The impact of changing the rules for the monument are virtually meaningless for Maine fishermen.
David Sullivan, a representative of the Maine Lobstering Union, told the Bangor Daily News that the attention Trump paid to his industry’s concerns were a good first step. But he said the focus on the monument was misplaced.
Not only are the waters in the monument far from Maine, but it is unclear if Trump has the legal authority to change the rules for national monuments. Therefore, legal challenges are expected.
In the meantime, commercial crabbing and lobstering were already allowed in the monument, although they were to be phased out by 2023.
The administration has long sought to weaken the protections for many national monuments to allow more oil and gas drilling, logging and mining. It even tried to hide information about the benefits of monuments and that contradicted the narrative that resource protections that come with national monuments hurt industry, The Washington Post reported in 2018.
One member of the monument review team suggested removing language from a memo that showed that commercial fishing vessels caught less than 5 percent of their landings from areas within the Northeast Canyons and Seamounts National Monument. The information “undercut the case for the commercial fishing closure being harmful,” the member wrote.
The fishing industry representatives who attended the meeting at the Bangor International Airport did try to bring up issues that are actually harming their industry. Kristan Porter, the president of the Maine Lobstermen’s Association, sought to bring attention to the ongoing debate over how to protect endangered North Atlantic right whales without unduly burdening the state’s lobster industry.

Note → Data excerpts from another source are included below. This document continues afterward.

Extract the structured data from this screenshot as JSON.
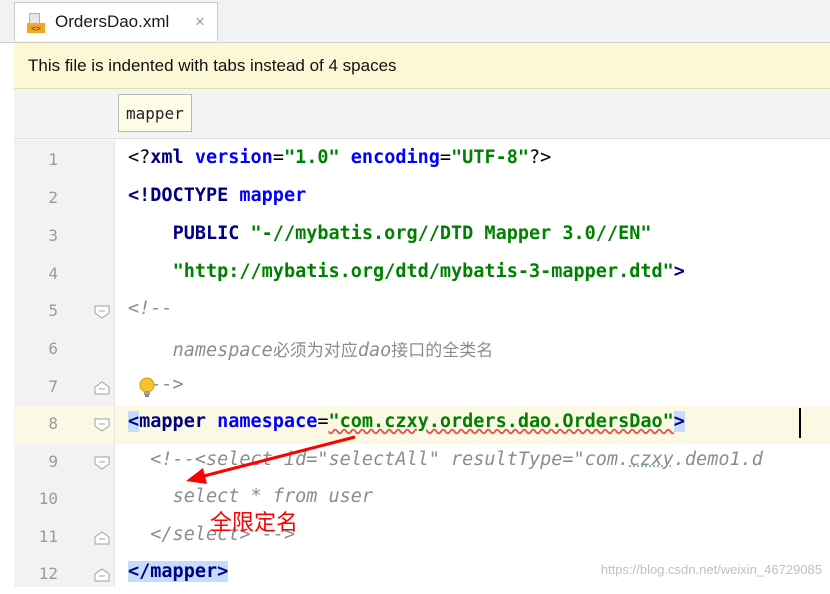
{
  "tab": {
    "filename": "OrdersDao.xml",
    "close_glyph": "×",
    "icon": "xml-file-icon"
  },
  "notice": {
    "text": "This file is indented with tabs instead of 4 spaces"
  },
  "breadcrumb": {
    "item": "mapper"
  },
  "lines": [
    {
      "num": "1"
    },
    {
      "num": "2"
    },
    {
      "num": "3"
    },
    {
      "num": "4"
    },
    {
      "num": "5"
    },
    {
      "num": "6"
    },
    {
      "num": "7"
    },
    {
      "num": "8"
    },
    {
      "num": "9"
    },
    {
      "num": "10"
    },
    {
      "num": "11"
    },
    {
      "num": "12"
    }
  ],
  "code": {
    "l1_open": "<?",
    "l1_tag": "xml",
    "l1_a1": "version",
    "l1_eq1": "=",
    "l1_v1": "\"1.0\"",
    "l1_a2": "encoding",
    "l1_eq2": "=",
    "l1_v2": "\"UTF-8\"",
    "l1_close": "?>",
    "l2_tag": "<!DOCTYPE",
    "l2_name": "mapper",
    "l3_public": "PUBLIC",
    "l3_v": "\"-//mybatis.org//DTD Mapper 3.0//EN\"",
    "l4_v": "\"http://mybatis.org/dtd/mybatis-3-mapper.dtd\"",
    "l4_close": ">",
    "l5": "<!--",
    "l6_word": "namespace",
    "l6_cn": "必须为对应",
    "l6_dao": "dao",
    "l6_cn2": "接口的全类名",
    "l7": "-->",
    "l8_open": "<",
    "l8_tag": "mapper",
    "l8_attr": "namespace",
    "l8_eq": "=",
    "l8_v": "\"com.czxy.orders.dao.OrdersDao\"",
    "l8_close": ">",
    "l9_a": "<!--<select id=\"selectAll\" resultType=\"com.",
    "l9_b": "czxy",
    "l9_c": ".demo1.d",
    "l10": "select * from user",
    "l11": "</select> -->",
    "l12_open": "</",
    "l12_tag": "mapper",
    "l12_close": ">"
  },
  "annotation": {
    "text": "全限定名",
    "color": "#ff0000"
  },
  "watermark": {
    "text": "https://blog.csdn.net/weixin_46729085"
  },
  "colors": {
    "tag": "#000080",
    "attr": "#0000ff",
    "value": "#008000",
    "comment": "#8c8c8c",
    "notice_bg": "#fcf8d6",
    "highlight": "#c6dcfb"
  }
}
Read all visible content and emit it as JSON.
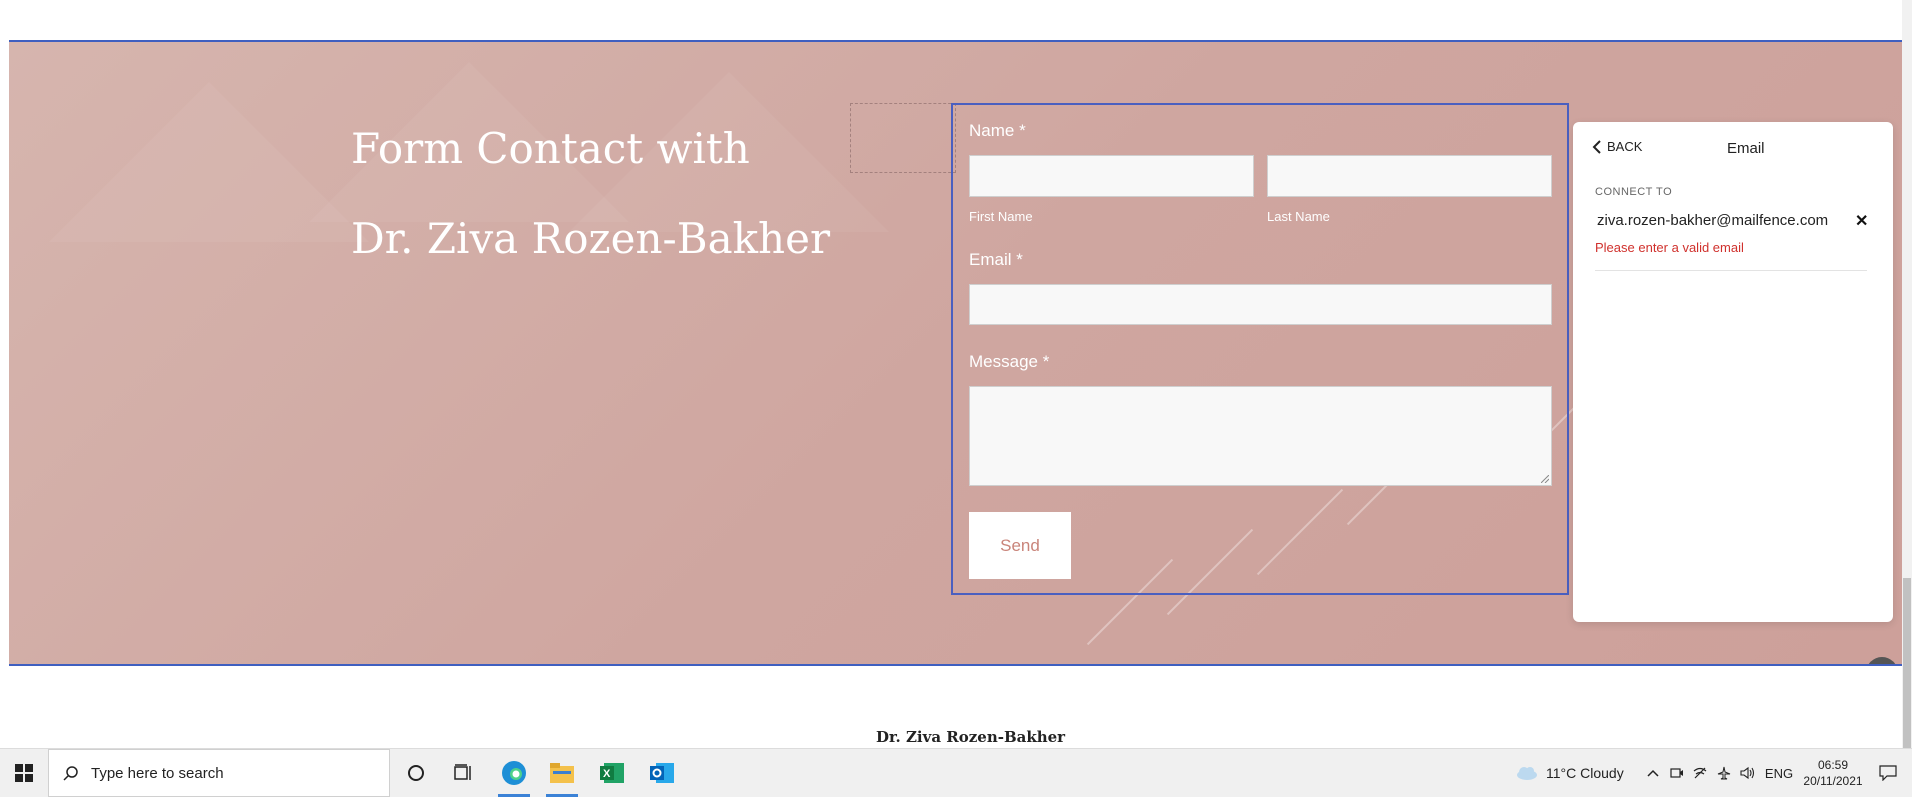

Trump spent more time bad mouthing the Obama administration and wondering whether the Navy or Coast Guard keeps boats from other countries from fishing for lobster than talking about what he called “white whales.” After Porter explained that the right whales are not in the monument area, they are off the coast of Maine, Trump said he’d help the lobstermen but wanted to protect the whales too.
A discussion about the impact of tariffs on the state’s fisheries was equally garbled and fact challenged.
After China imposed tariffs on lobster, LePage said, Maine’s lobster exports to China dropped from 600,000 pounds to 100,000 pounds.
He wasn’t even close. In the first half of 2019, America exported about 2.2 million pounds of lobster to China, according to data from the U.S. federal government. The country exported nearly 12 million pounds to China during that same period the previous year, the Associated Press reported. About 85 percent of the U.S. lobster landings are in Maine.
The Chinese tariff was imposed because of tariffs the Trump administration had imposed on Chinese goods imported to the United States. This wasn’t mentioned on Friday.
Maine’s fishing industry faced many challenges — lack of demand because of the coronavirus pandemic, competition with Canada, endangered species protection and the regulations that come with it. They deserve serious attention, not nearly meaningless proclamations.